In probability theory alternative axiom systems may be the answer and candidates exist from Renyi and Popper. However, the ontological analysis may indicate that the eventual practical answers lie in something more akin to physics rather than logic or mathematics. Future posts will engage critically with this work.

Tuesday 3 July 2018

Beyond the Evidence Base - the strength of causal explanations

The term "evidence based" is often used in statements in health care or science policy that are intended to indicate respect for a scientific approach. Indeed evidence is essential for testing scientific theories and specific statements but science provides something much more powerful and that is an explanatory theory.

Theories arise in science through a critical process that incorporates much debate and draws on past theories, philosophy (if only implicitly) and, of course, evidence. Having passed several tests and often having gone through several formulations a theory will be accepted quite generally as the best current explanation of the facts in the domain to which it applies. The main point to be made here is that the power of the theory goes beyond, and cannot be derived from, the evidence. This provides the ability to understand and predict states of affairs that are not covered by the current evidence base.

The power of explanatory theory can be used to eliminate, provisionally, courses of action and to guide positive proposals. As an example of how a philosophical analysis can contribute to clarifying these issues there is  a recent paper by Rani Lil Anjum "Evidence Based or Person Centered? An Ontological Debate" that uses the example of health care to analyse the limitations of the "evidence based" approach. This critiques the positivist underpinning of Evidence Based Medicine and provides a strong alternative. Lip service is still paid by some prominent scientists but following the work of Karl Popper and others its limitations are clear. However the work of Anjum with her colleague Stephen Mumford is developing philosophical tools that provide a conceptual framework for developing comprehensive causal explanations founded on a dispositional ontology.

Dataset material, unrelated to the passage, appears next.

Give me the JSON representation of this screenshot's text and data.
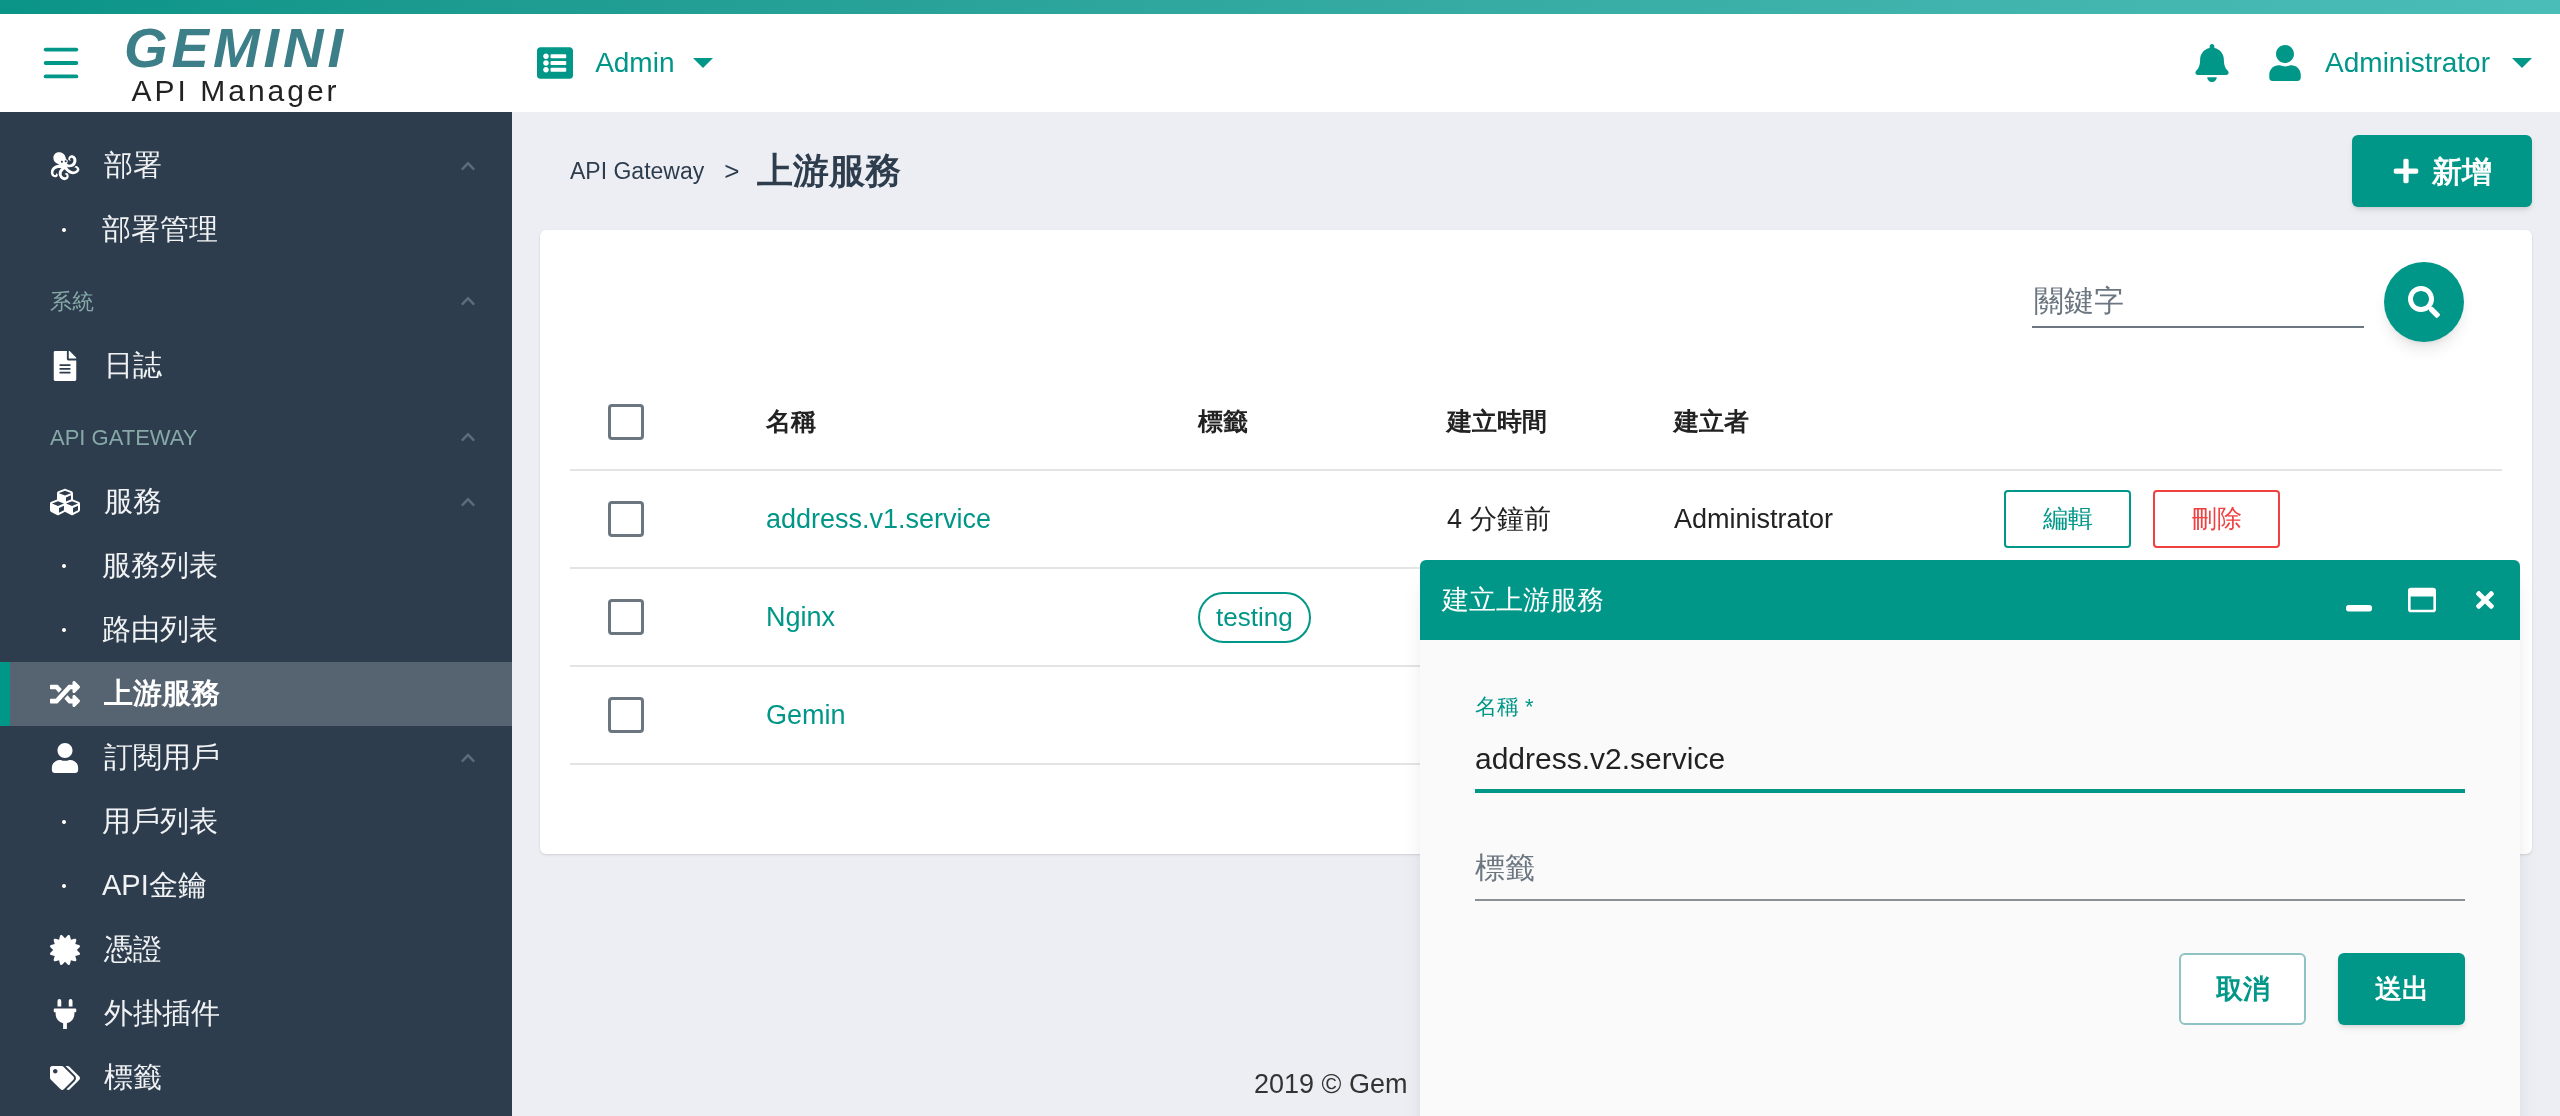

Because scientific theories provide explanations that go beyond  the evidence base, they can make strong statements about situations where the evidence is missing and can be too difficult or expensive to generate. However, there is a risk that Evidence Base arguments will be used to undermine the power that theory provides to spell out the consequences of misguided actions. Climate change provides a simple example of an area where well established theory can make statements of global significance. The well established consequences of adding CO2 to the atmosphere together with the input that mankind has indeed added vast quantities of CO2 provides very strong and simple case for human driven climate change. That is, that human action is a cause of climate change. In greater detail the same theories can quantify and provide testable predictions, and an increased evidence base is the output rather than the input.